Tuesday, April 27, 2010
Melville and Shelley and Edwards and Thompson
Over the summer of two years past I had the pleasure of reading Frankenstein by Mary Shelley. I was assigned to read to read it the semester prior but did not get the opportunity and it seemed to be worth it because when I read it on my own, I was entranced. It seemed that every sentence was packed full with meaning, the word choice was amazing, awe inspiring. I get the same sense with the writings of Melville his whale book. In chapter LXXXI I was hypnotized in a sense by his description of the bleeding whale. Melville writes, "Yet so vast is the quantity of blood in him, and so distant and numerous its interior fountains, that he will keep thus bleeding for a considerable period; even as in drought a river will flow, whose source is in the well-springs of far-off and indiscernible hills." When he could have just written there was so much blood it too long to all come out, he uses a melodic like language to communicate the vastness immensities of blood that come gushing out of the whale, comparing it to a river of all things.
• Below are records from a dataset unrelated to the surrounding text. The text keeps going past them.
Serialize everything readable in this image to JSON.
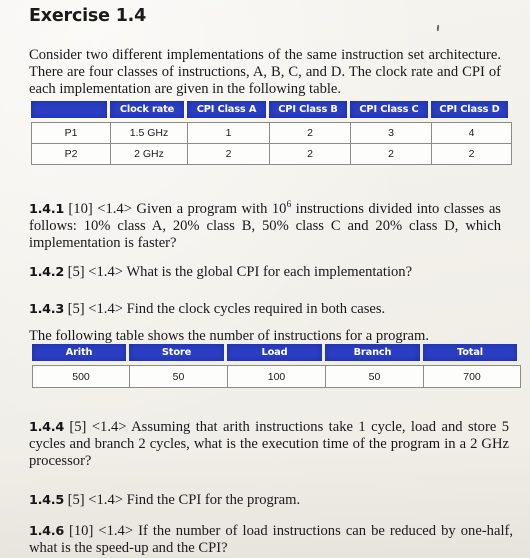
{
  "page": {
    "title": "Exercise 1.4",
    "intro": "Consider two different implementations of the same instruction set architecture. There are four classes of instructions, A, B, C, and D. The clock rate and CPI of each implementation are given in the following table.",
    "table_caption": "The following table shows the number of instructions for a program."
  },
  "table_cpi": {
    "headers": [
      "",
      "Clock rate",
      "CPI Class A",
      "CPI Class B",
      "CPI Class C",
      "CPI Class D"
    ],
    "rows": [
      [
        "P1",
        "1.5 GHz",
        "1",
        "2",
        "3",
        "4"
      ],
      [
        "P2",
        "2 GHz",
        "2",
        "2",
        "2",
        "2"
      ]
    ]
  },
  "table_instructions": {
    "headers": [
      "Arith",
      "Store",
      "Load",
      "Branch",
      "Total"
    ],
    "rows": [
      [
        "500",
        "50",
        "100",
        "50",
        "700"
      ]
    ]
  },
  "questions": [
    {
      "id": "1.4.1",
      "points": "[10]",
      "section": "<1.4>",
      "text_before_sup": "Given a program with 10",
      "sup": "6",
      "text_after_sup": " instructions divided into classes as follows: 10% class A, 20% class B, 50% class C and 20% class D, which implementation is faster?"
    },
    {
      "id": "1.4.2",
      "points": "[5]",
      "section": "<1.4>",
      "text": "What is the global CPI for each implementation?"
    },
    {
      "id": "1.4.3",
      "points": "[5]",
      "section": "<1.4>",
      "text": "Find the clock cycles required in both cases."
    },
    {
      "id": "1.4.4",
      "points": "[5]",
      "section": "<1.4>",
      "text": "Assuming that arith instructions take 1 cycle, load and store 5 cycles and branch 2 cycles, what is the execution time of the program in a 2 GHz processor?"
    },
    {
      "id": "1.4.5",
      "points": "[5]",
      "section": "<1.4>",
      "text": "Find the CPI for the program."
    },
    {
      "id": "1.4.6",
      "points": "[10]",
      "section": "<1.4>",
      "text": "If the number of load instructions can be reduced by one-half, what is the speed-up and the CPI?"
    }
  ],
  "colors": {
    "header_blue": "#2b3fc4",
    "page_background": "#f4f2ed",
    "text": "#17151a"
  }
}
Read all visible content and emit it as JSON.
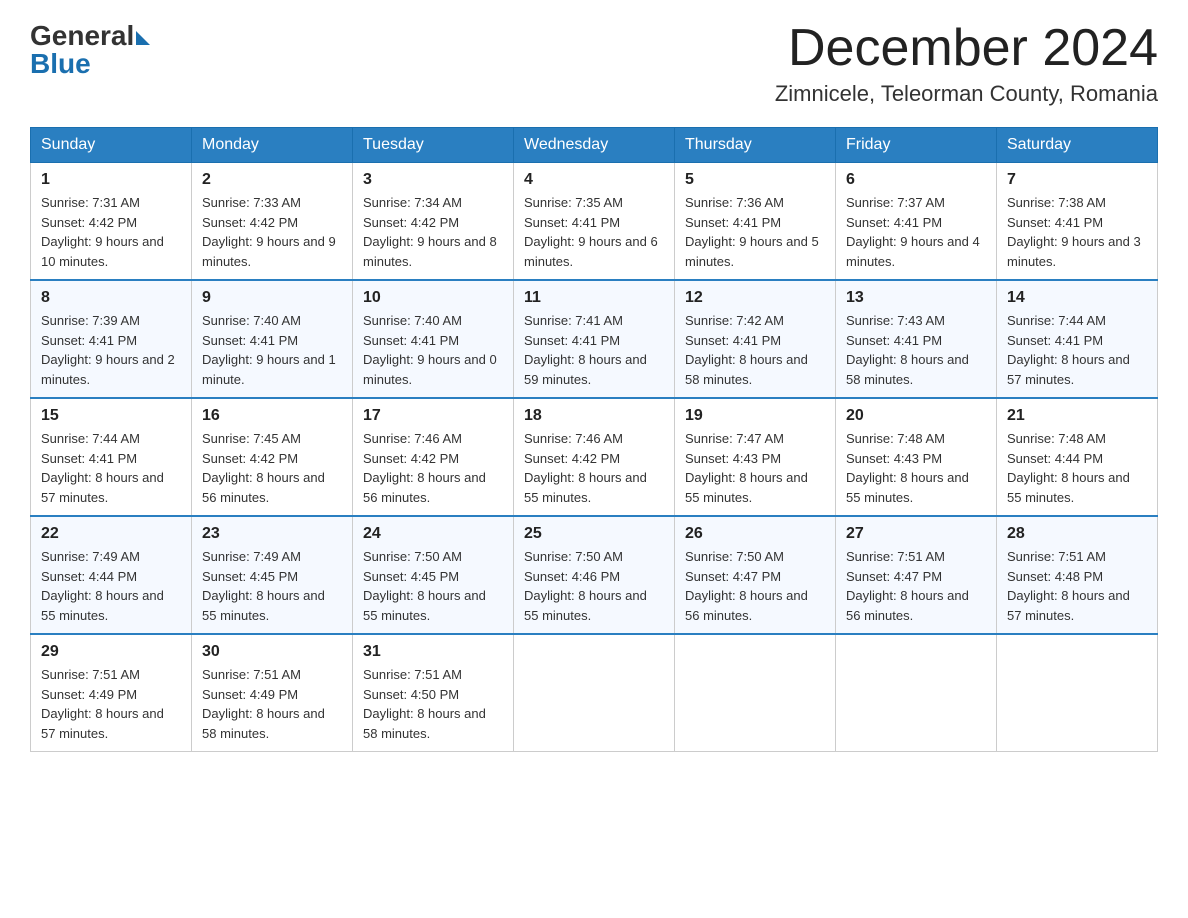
{
  "header": {
    "logo_general": "General",
    "logo_blue": "Blue",
    "month_title": "December 2024",
    "location": "Zimnicele, Teleorman County, Romania"
  },
  "days_of_week": [
    "Sunday",
    "Monday",
    "Tuesday",
    "Wednesday",
    "Thursday",
    "Friday",
    "Saturday"
  ],
  "weeks": [
    [
      {
        "num": "1",
        "sunrise": "7:31 AM",
        "sunset": "4:42 PM",
        "daylight": "9 hours and 10 minutes."
      },
      {
        "num": "2",
        "sunrise": "7:33 AM",
        "sunset": "4:42 PM",
        "daylight": "9 hours and 9 minutes."
      },
      {
        "num": "3",
        "sunrise": "7:34 AM",
        "sunset": "4:42 PM",
        "daylight": "9 hours and 8 minutes."
      },
      {
        "num": "4",
        "sunrise": "7:35 AM",
        "sunset": "4:41 PM",
        "daylight": "9 hours and 6 minutes."
      },
      {
        "num": "5",
        "sunrise": "7:36 AM",
        "sunset": "4:41 PM",
        "daylight": "9 hours and 5 minutes."
      },
      {
        "num": "6",
        "sunrise": "7:37 AM",
        "sunset": "4:41 PM",
        "daylight": "9 hours and 4 minutes."
      },
      {
        "num": "7",
        "sunrise": "7:38 AM",
        "sunset": "4:41 PM",
        "daylight": "9 hours and 3 minutes."
      }
    ],
    [
      {
        "num": "8",
        "sunrise": "7:39 AM",
        "sunset": "4:41 PM",
        "daylight": "9 hours and 2 minutes."
      },
      {
        "num": "9",
        "sunrise": "7:40 AM",
        "sunset": "4:41 PM",
        "daylight": "9 hours and 1 minute."
      },
      {
        "num": "10",
        "sunrise": "7:40 AM",
        "sunset": "4:41 PM",
        "daylight": "9 hours and 0 minutes."
      },
      {
        "num": "11",
        "sunrise": "7:41 AM",
        "sunset": "4:41 PM",
        "daylight": "8 hours and 59 minutes."
      },
      {
        "num": "12",
        "sunrise": "7:42 AM",
        "sunset": "4:41 PM",
        "daylight": "8 hours and 58 minutes."
      },
      {
        "num": "13",
        "sunrise": "7:43 AM",
        "sunset": "4:41 PM",
        "daylight": "8 hours and 58 minutes."
      },
      {
        "num": "14",
        "sunrise": "7:44 AM",
        "sunset": "4:41 PM",
        "daylight": "8 hours and 57 minutes."
      }
    ],
    [
      {
        "num": "15",
        "sunrise": "7:44 AM",
        "sunset": "4:41 PM",
        "daylight": "8 hours and 57 minutes."
      },
      {
        "num": "16",
        "sunrise": "7:45 AM",
        "sunset": "4:42 PM",
        "daylight": "8 hours and 56 minutes."
      },
      {
        "num": "17",
        "sunrise": "7:46 AM",
        "sunset": "4:42 PM",
        "daylight": "8 hours and 56 minutes."
      },
      {
        "num": "18",
        "sunrise": "7:46 AM",
        "sunset": "4:42 PM",
        "daylight": "8 hours and 55 minutes."
      },
      {
        "num": "19",
        "sunrise": "7:47 AM",
        "sunset": "4:43 PM",
        "daylight": "8 hours and 55 minutes."
      },
      {
        "num": "20",
        "sunrise": "7:48 AM",
        "sunset": "4:43 PM",
        "daylight": "8 hours and 55 minutes."
      },
      {
        "num": "21",
        "sunrise": "7:48 AM",
        "sunset": "4:44 PM",
        "daylight": "8 hours and 55 minutes."
      }
    ],
    [
      {
        "num": "22",
        "sunrise": "7:49 AM",
        "sunset": "4:44 PM",
        "daylight": "8 hours and 55 minutes."
      },
      {
        "num": "23",
        "sunrise": "7:49 AM",
        "sunset": "4:45 PM",
        "daylight": "8 hours and 55 minutes."
      },
      {
        "num": "24",
        "sunrise": "7:50 AM",
        "sunset": "4:45 PM",
        "daylight": "8 hours and 55 minutes."
      },
      {
        "num": "25",
        "sunrise": "7:50 AM",
        "sunset": "4:46 PM",
        "daylight": "8 hours and 55 minutes."
      },
      {
        "num": "26",
        "sunrise": "7:50 AM",
        "sunset": "4:47 PM",
        "daylight": "8 hours and 56 minutes."
      },
      {
        "num": "27",
        "sunrise": "7:51 AM",
        "sunset": "4:47 PM",
        "daylight": "8 hours and 56 minutes."
      },
      {
        "num": "28",
        "sunrise": "7:51 AM",
        "sunset": "4:48 PM",
        "daylight": "8 hours and 57 minutes."
      }
    ],
    [
      {
        "num": "29",
        "sunrise": "7:51 AM",
        "sunset": "4:49 PM",
        "daylight": "8 hours and 57 minutes."
      },
      {
        "num": "30",
        "sunrise": "7:51 AM",
        "sunset": "4:49 PM",
        "daylight": "8 hours and 58 minutes."
      },
      {
        "num": "31",
        "sunrise": "7:51 AM",
        "sunset": "4:50 PM",
        "daylight": "8 hours and 58 minutes."
      },
      null,
      null,
      null,
      null
    ]
  ],
  "labels": {
    "sunrise": "Sunrise:",
    "sunset": "Sunset:",
    "daylight": "Daylight:"
  }
}
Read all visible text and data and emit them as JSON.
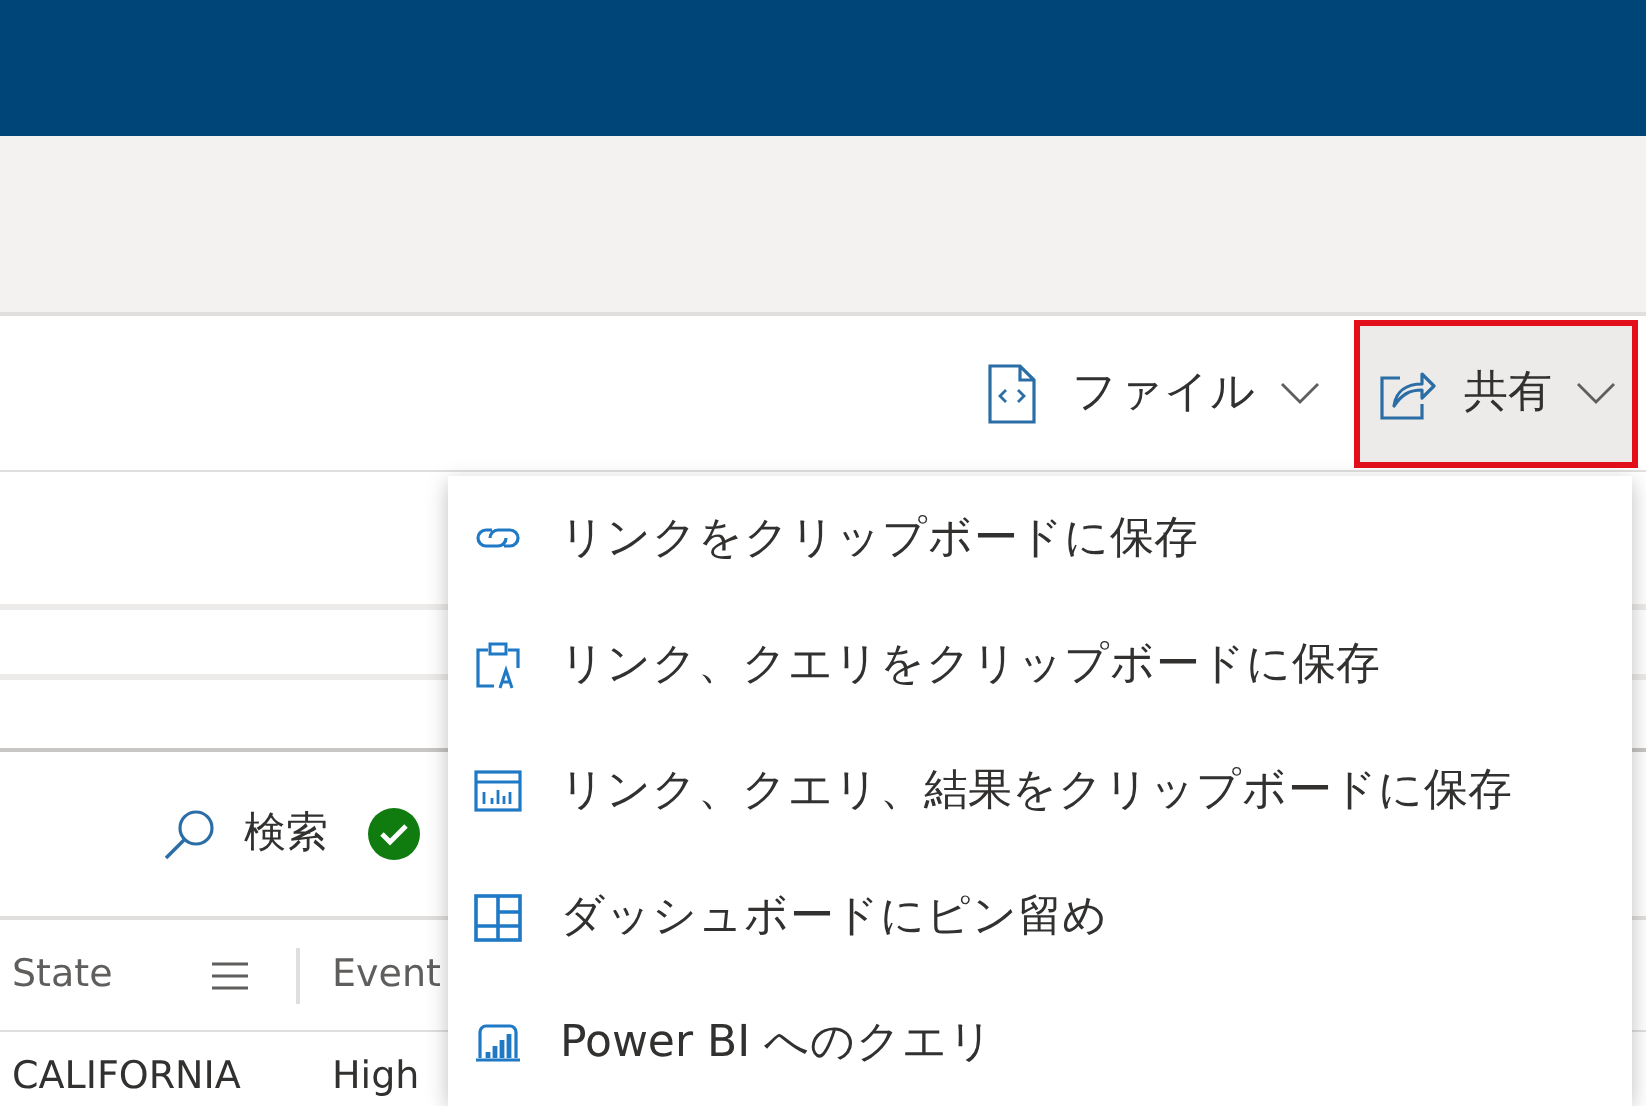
{
  "toolbar": {
    "buttons": [
      {
        "kind": "file",
        "label": "ファイル",
        "highlighted": false
      },
      {
        "kind": "share",
        "label": "共有",
        "highlighted": true
      }
    ]
  },
  "results": {
    "search_label": "検索",
    "columns": [
      {
        "label": "State"
      },
      {
        "label": "Event"
      }
    ],
    "rows": [
      [
        "CALIFORNIA",
        "High"
      ]
    ]
  },
  "share_menu": {
    "items": [
      {
        "kind": "link",
        "label": "リンクをクリップボードに保存"
      },
      {
        "kind": "link-query",
        "label": "リンク、クエリをクリップボードに保存"
      },
      {
        "kind": "link-query-results",
        "label": "リンク、クエリ、結果をクリップボードに保存"
      },
      {
        "kind": "dashboard",
        "label": "ダッシュボードにピン留め"
      },
      {
        "kind": "powerbi",
        "label": "Power BI へのクエリ"
      }
    ]
  }
}
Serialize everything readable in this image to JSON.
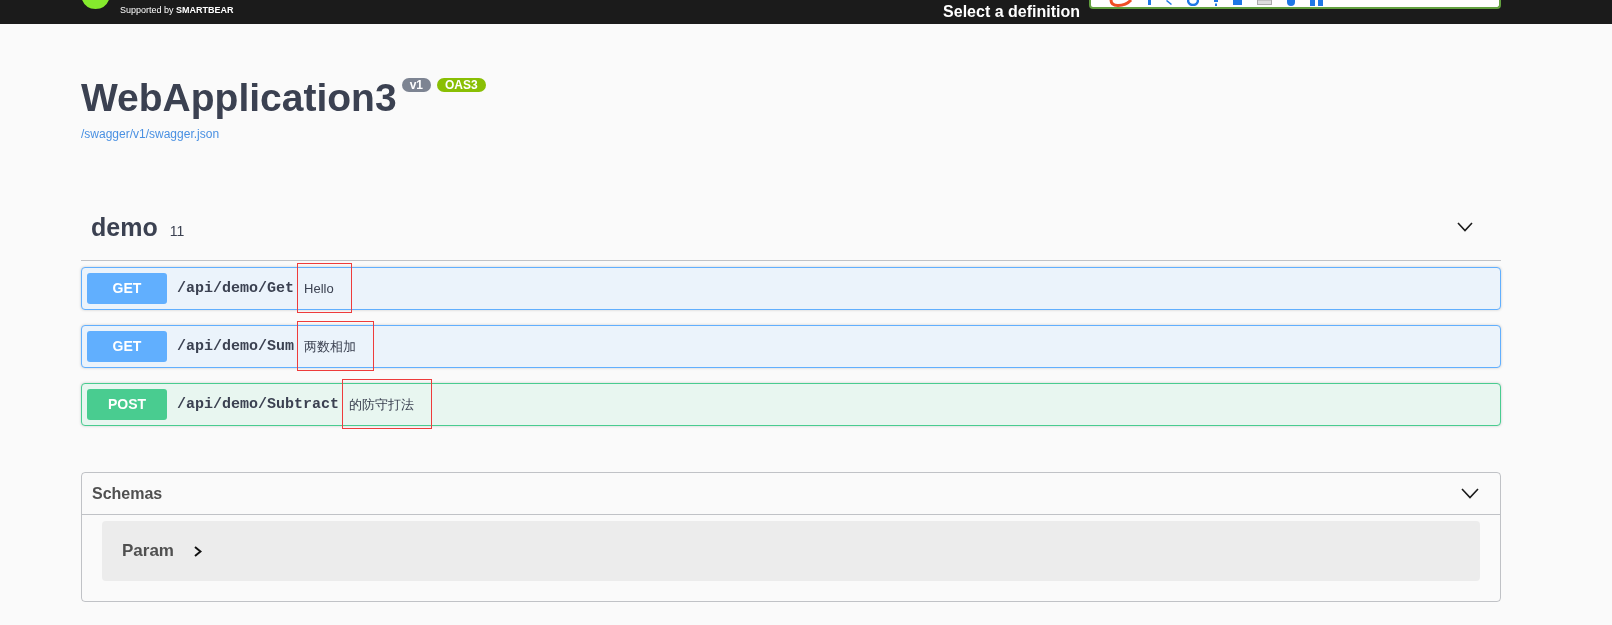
{
  "topbar": {
    "tagline": "Supported by **SMARTBEAR**",
    "definition_label": "Select a definition"
  },
  "info": {
    "title": "WebApplication3",
    "version": "v1",
    "spec_badge": "OAS3",
    "spec_link": "/swagger/v1/swagger.json"
  },
  "tag": {
    "name": "demo",
    "description": "11",
    "expanded": true,
    "operations": [
      {
        "kind": "get",
        "method": "GET",
        "path": "/api/demo/Get",
        "summary": "Hello",
        "highlighted": true
      },
      {
        "kind": "get",
        "method": "GET",
        "path": "/api/demo/Sum",
        "summary": "两数相加",
        "highlighted": true
      },
      {
        "kind": "post",
        "method": "POST",
        "path": "/api/demo/Subtract",
        "summary": "的防守打法",
        "highlighted": true
      }
    ]
  },
  "schemas": {
    "title": "Schemas",
    "expanded": true,
    "models": [
      {
        "name": "Param",
        "expanded": false
      }
    ]
  }
}
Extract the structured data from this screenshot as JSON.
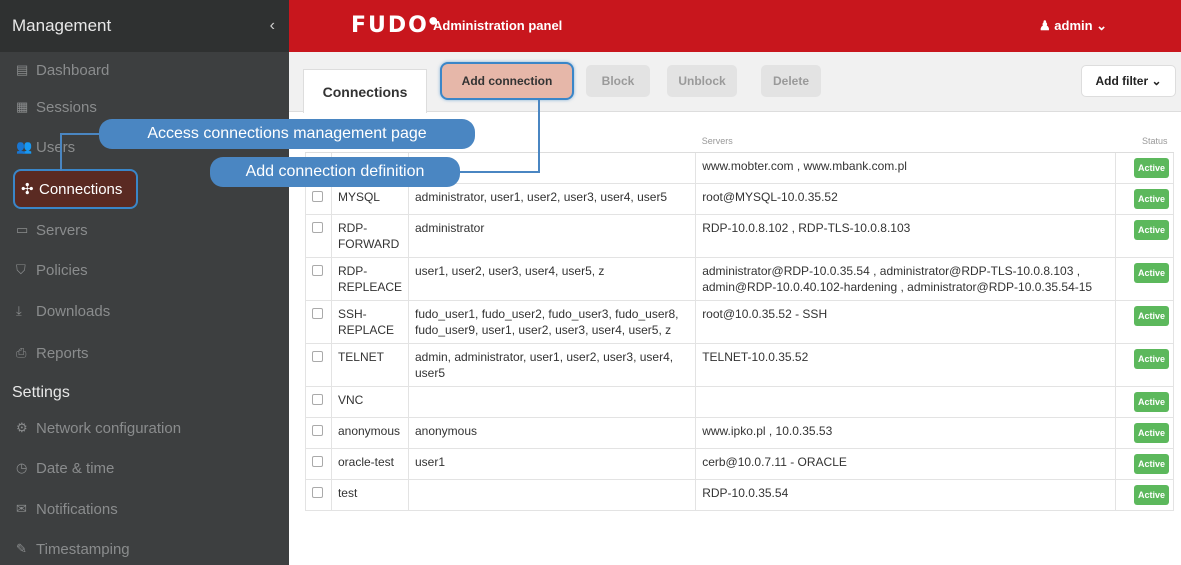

In this sense I think that I read and see more than blood coming out of a whale carcass. I see the interior of the whale and I see the banks of the river whose source as terminated its existence and the rest of the entity must live out its last moments of existence. Perhaps in the 1800's people and writers alike were far too busy and a s result packed every sentence full of meaning and significance. Reading through this section of the book I was reminded of the "Spider Letter" I saw in Melville's descriptions of the whale's anatomy the careful and descriptive articulation of Edwards' spider's webs. Further more I was reminded of another book I read last summer by Hunter S. Thompson. The language used in his book Fear and Loathing in Las Vegas, A Savage Journey to the Heart of the American Dream I found this same kind of profound language. Speaking with my friend on the subject we came to the conclusion that it's not what he writes about, it's how he writes. Lines like, "a head full of acid" or "demented counter-part to the radio" communicate more than what is literally on the page. I think in this same method Melville, Shelley, and Edwards were writing. The language of all these works is profound in that it tells us more and more each time we read it, because language has that power to be morphed and twisted and to be read with infinite perspectives making it a never ending tool of the communication of knowledge and experience.